Couldn't agree more. Pulling copper from pennies is a good investment, but it is ridiculous to pay the premiums that are places on copper rounds and bars. An oz of copper currently doesn't even cost a quarter so why would anyone really want to pay $2-$3 and more for a oz copper round? Unless you are collecting them for looks, it is an awful investment if you are buying for bullion value IMO.
Copper is not a precious metal and never will be. Unlike pre-65 coinage, coins today barely have any purchasing power. If you put $100 today in silver and copper, in 30 years they may maintain similar purchasing power. However, which is easier to store 30 pounds of copper or three troy ounces of silver?
Exactly why I invest in silver. Copper weighs too much, isn't worth enough and like you said isn't a PM. Hopefully someday I will have too much silver taking up space and will have to sell it to buy gold.
Currently coins only. I don't collect bars because if the price of silver ever drops the coins a good amount of the coins I have as bullion still have some numanistic value as well. Plus I enjoy holding and looking at the coins. Also I do have about $27 in copper pennies just from grabbing them here and there. I do keep them, but I don't hoard them so to say by going out of my way to buy them. I think if one could buy common wheat pennies that would be one of the best ways IMO to invest in copper.
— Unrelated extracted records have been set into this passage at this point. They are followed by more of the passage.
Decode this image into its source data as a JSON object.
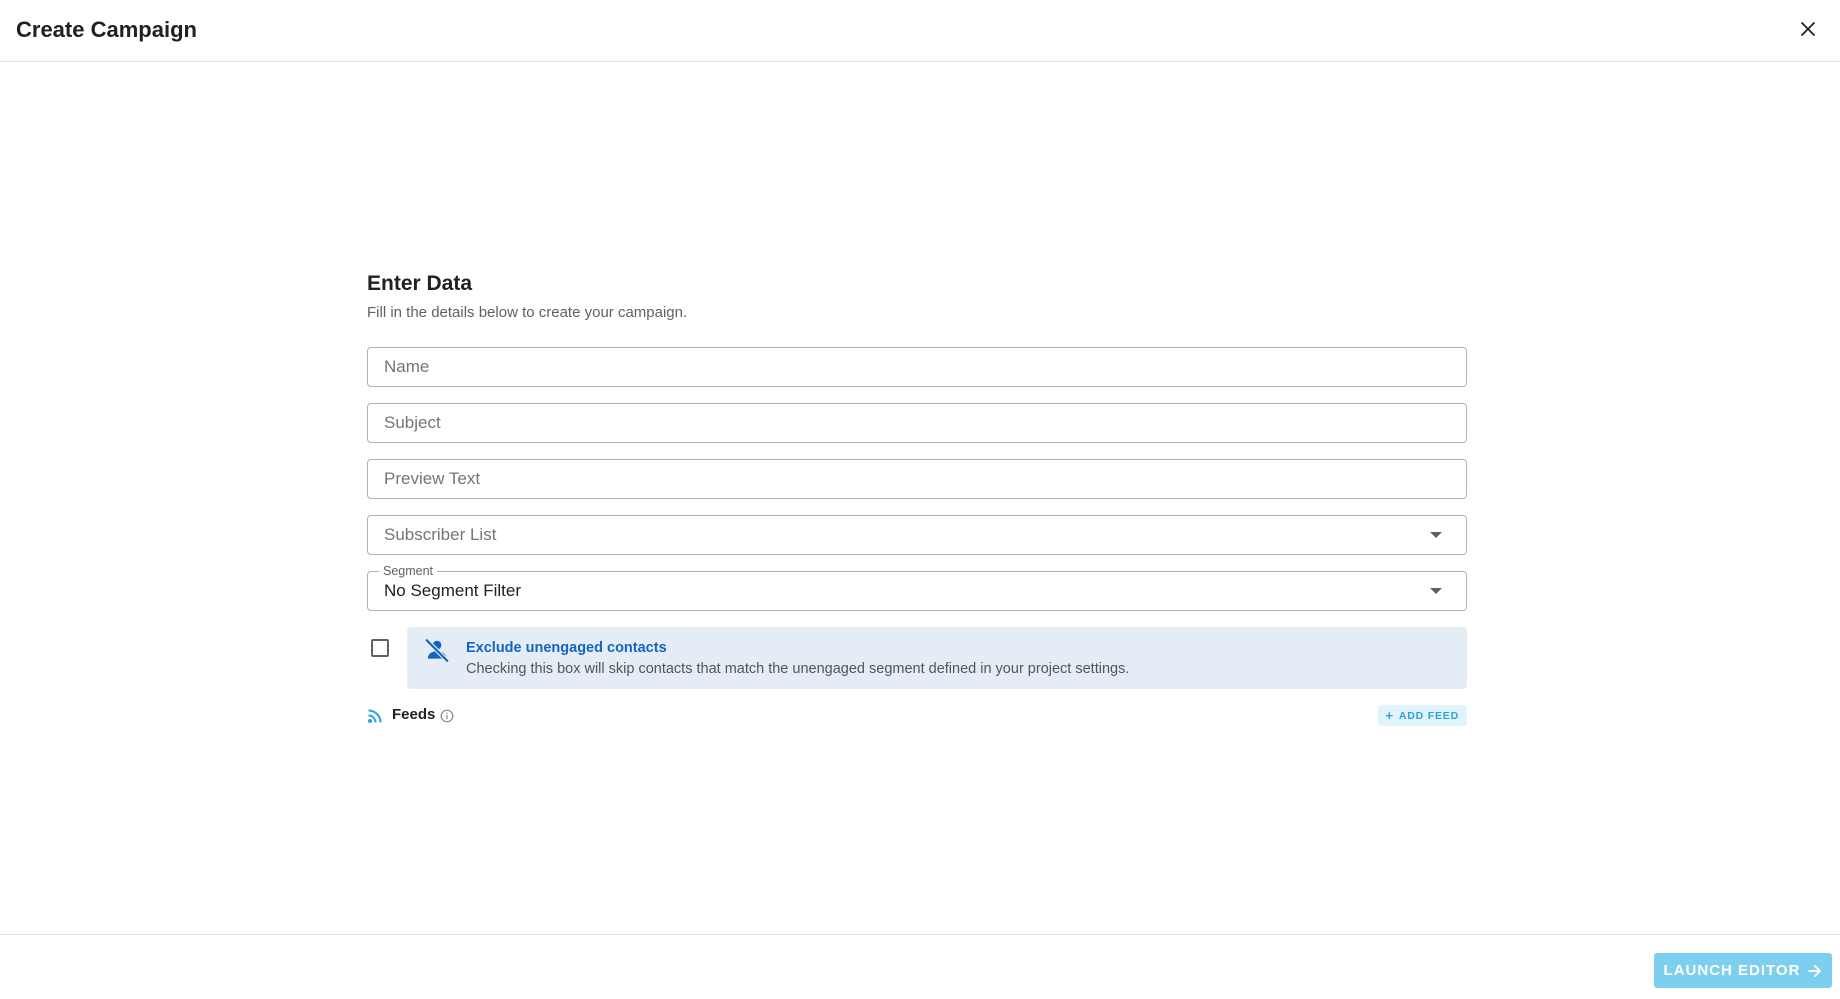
{
  "header": {
    "title": "Create Campaign",
    "close_icon": "close-icon"
  },
  "form": {
    "title": "Enter Data",
    "subtitle": "Fill in the details below to create your campaign.",
    "name_placeholder": "Name",
    "name_value": "",
    "subject_placeholder": "Subject",
    "subject_value": "",
    "preview_placeholder": "Preview Text",
    "preview_value": "",
    "subscriber_list_placeholder": "Subscriber List",
    "segment_label": "Segment",
    "segment_value": "No Segment Filter",
    "exclude": {
      "checked": false,
      "title": "Exclude unengaged contacts",
      "description": "Checking this box will skip contacts that match the unengaged segment defined in your project settings.",
      "icon": "person-off-icon"
    },
    "feeds": {
      "label": "Feeds",
      "icon": "rss-feed-icon",
      "info_icon": "info-icon",
      "add_label": "ADD FEED"
    }
  },
  "footer": {
    "launch_label": "LAUNCH EDITOR",
    "launch_icon": "arrow-right-icon"
  },
  "colors": {
    "accent": "#29a3d9",
    "launch_bg": "#7dcff0",
    "info_bg": "#e4ecf6",
    "info_title": "#1565c0"
  }
}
Because like I said about silver coins, if copper goes way down, there should still be value in the fact that they are wheat pennies.
Problem is, if you spent $100 today on copper rounds, you wouldn't get 30 pounds, but closer to 30 ounces. You'd get more copper for your buck by saving your quarters and dimes -- their metal content (combined copper and nickel) is worth about 20% of face value. That's better than the 10% you'd typically get buying copper rounds. (Of course, the real play is in nickels, which already contain slightly more than five cents worth of metal.) I understand that there are people laying in tons of nickels. I am not one of those people. However, I do save those I get in change, in my role as Gresham's Law enforcement officer -- if I can spend two nickels with a metal value of 10.3 cents, or a dime with a metal value of 2 cents, I know which I'm spending and which I'm keeping.
Well, it might be a rules violation if there were a link. I don't see one in the post, the sig, or the profile. Of course, that leads me wondering exactly how he expects us to "check out his website"...
It is possible he realized this and removed his URL but didn't change his wording. Yes, it is against the rules in the post as all indicated.
I like copper, but once I found out that an AVDP ounce was worth about 25 cents I decided not to stock up so much. I love collecting pre-82 pennies, as that's easy to do and is like free money, but I don't think I'll buy a bunch of "bullion copper". I have begun fishing English pennies out of the foreign coin bins. They weigh about a third of an ounce, and can be gotten for 12.5 cents each, so they are almost worth getting now just for the copper.
Why stop at copper? Stack up on tons and tons of aluminum! Copper investing is not practical and never will be. As others state, you will have to pay enormous premiums. Just stick to Gold, Silver, Platinum, and Palladium.
I'll stick to silver, a little gold and maybe a little copper, if the price is right. I like really old copper coins.